Zimbabwe: Zanu-PF Hails SA Envoys

13 August 2020

The visit to Zimbabwe by three South African envoys helped put to rest social media propaganda from the country's detractors that there is a crisis in Zimbabwe, Zanu PF Secretary for Administration Dr Obert Mpofu has said.

South African President Cyril Ramaphosa sent a three-member delegation headed by former South African Minister of Safety and Security Dr Sydney Mufamadi which met with President Mnangagwa at State House early this week.

In an interview, Dr Mpofu said the visit of the three envoys, who included former Speaker of Parliament Baleka Mbete and former South Africa's Minister of Public Service and Administration Advocate Ngoako Ramatlhodi, was proof of the deep-rooted fraternal spirit shared in the region.

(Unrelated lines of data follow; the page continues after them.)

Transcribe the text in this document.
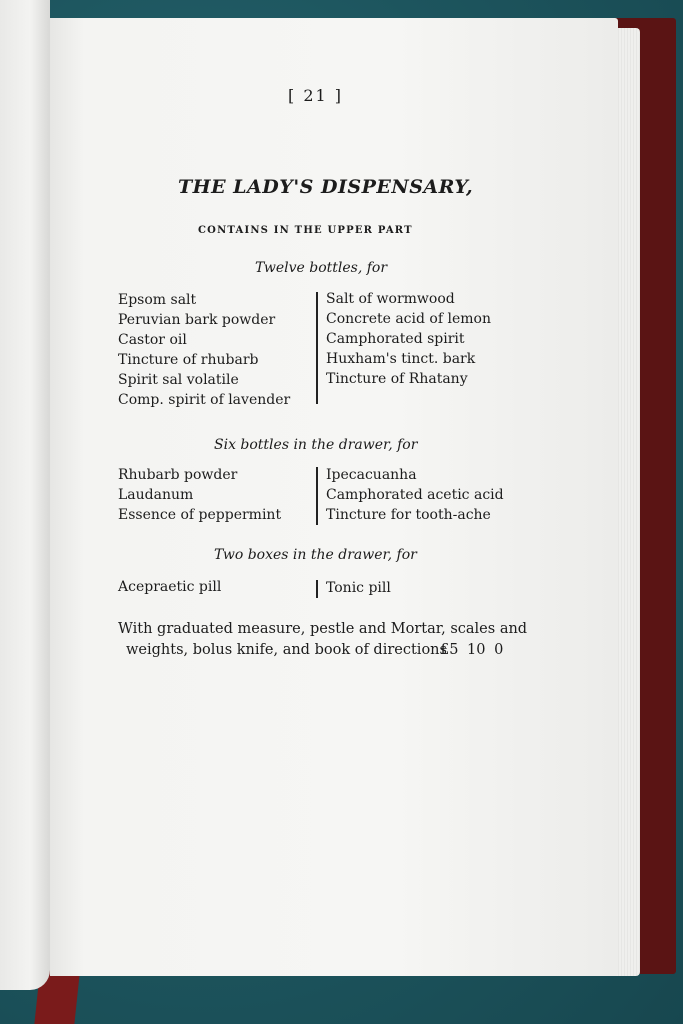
[ 21 ]
THE LADY'S DISPENSARY,
CONTAINS IN THE UPPER PART
Twelve bottles, for
Epsom salt
Peruvian bark powder
Castor oil
Tincture of rhubarb
Spirit sal volatile
Comp. spirit of lavender
Salt of wormwood
Concrete acid of lemon
Camphorated spirit
Huxham's tinct. bark
Tincture of Rhatany
Six bottles in the drawer, for
Rhubarb powder
Laudanum
Essence of peppermint
Ipecacuanha
Camphorated acetic acid
Tincture for tooth-ache
Two boxes in the drawer, for
Acepraetic pill	Tonic pill
With graduated measure, pestle and Mortar, scales and
weights, bolus knife, and book of directions
£5 10 0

"The visit is proof of the deep-rooted fraternal spirit we share in the region, it should not be misconstrued as an effort to compliment the widespread polemic and rehearsed concerns by the opposition and its cronies on social-media under the Zimbabwean Lives Matter banner," he said.

"Our maxims of diplomatic interaction in the SADC are not hashtag-triggered. It must be noted that the intended point of the envoy's intervention was not in sync with our political reality and the envoy was adequately briefed to this effect.

"The coming of the envoy helped to correct propaganda by perennial conveners of the 'crisis-narrative' in Zimbabwe'. The absence of the falsely postured political crisis in Zimbabwe is enough for the region through South-Africa to be guided accordingly about the current political stability in Zimbabwe.

"To us, the envoy is essential as it would adequately bring factual traction to our reality which has been distorted to compensate for the dismal failure of the 31 July organised protests."

Dr Mpofu dismissed as characteristic falsehoods of the opposition that the envoys snubbed them or that the ruling party stopped the envoys from meeting them.

Former Liberation Movements (FLM), Dr Mpofu said, were aware of the threats posed by the neo-colonialist elements who wanted to push for regime change in the region using social media to cause despondency.

"We are in regular contacts in the SADC and beyond," he said.

"In the SADC, we have a body of FLMs which attends to such matters. In as much as we need to set the record straight on this issue, our fellow liberation movements are aware of such neo-colonial projects across the continent.

"The perennial threat of neo-colonial infiltration resides at the centre of what we should be grappling with. As it stands, the false alarms of the Zimbabwean crisis substantiate the urgency for FLMs to be resolute in confronting the antagonists of our liberation."

Zimbabwe has been under attack from the country's detractors who have been on a social media campaign, using doctored images and others from other countries to paint a picture of gloom and doom just to derail positive strides that are being made by the Second Republic in improving the economy.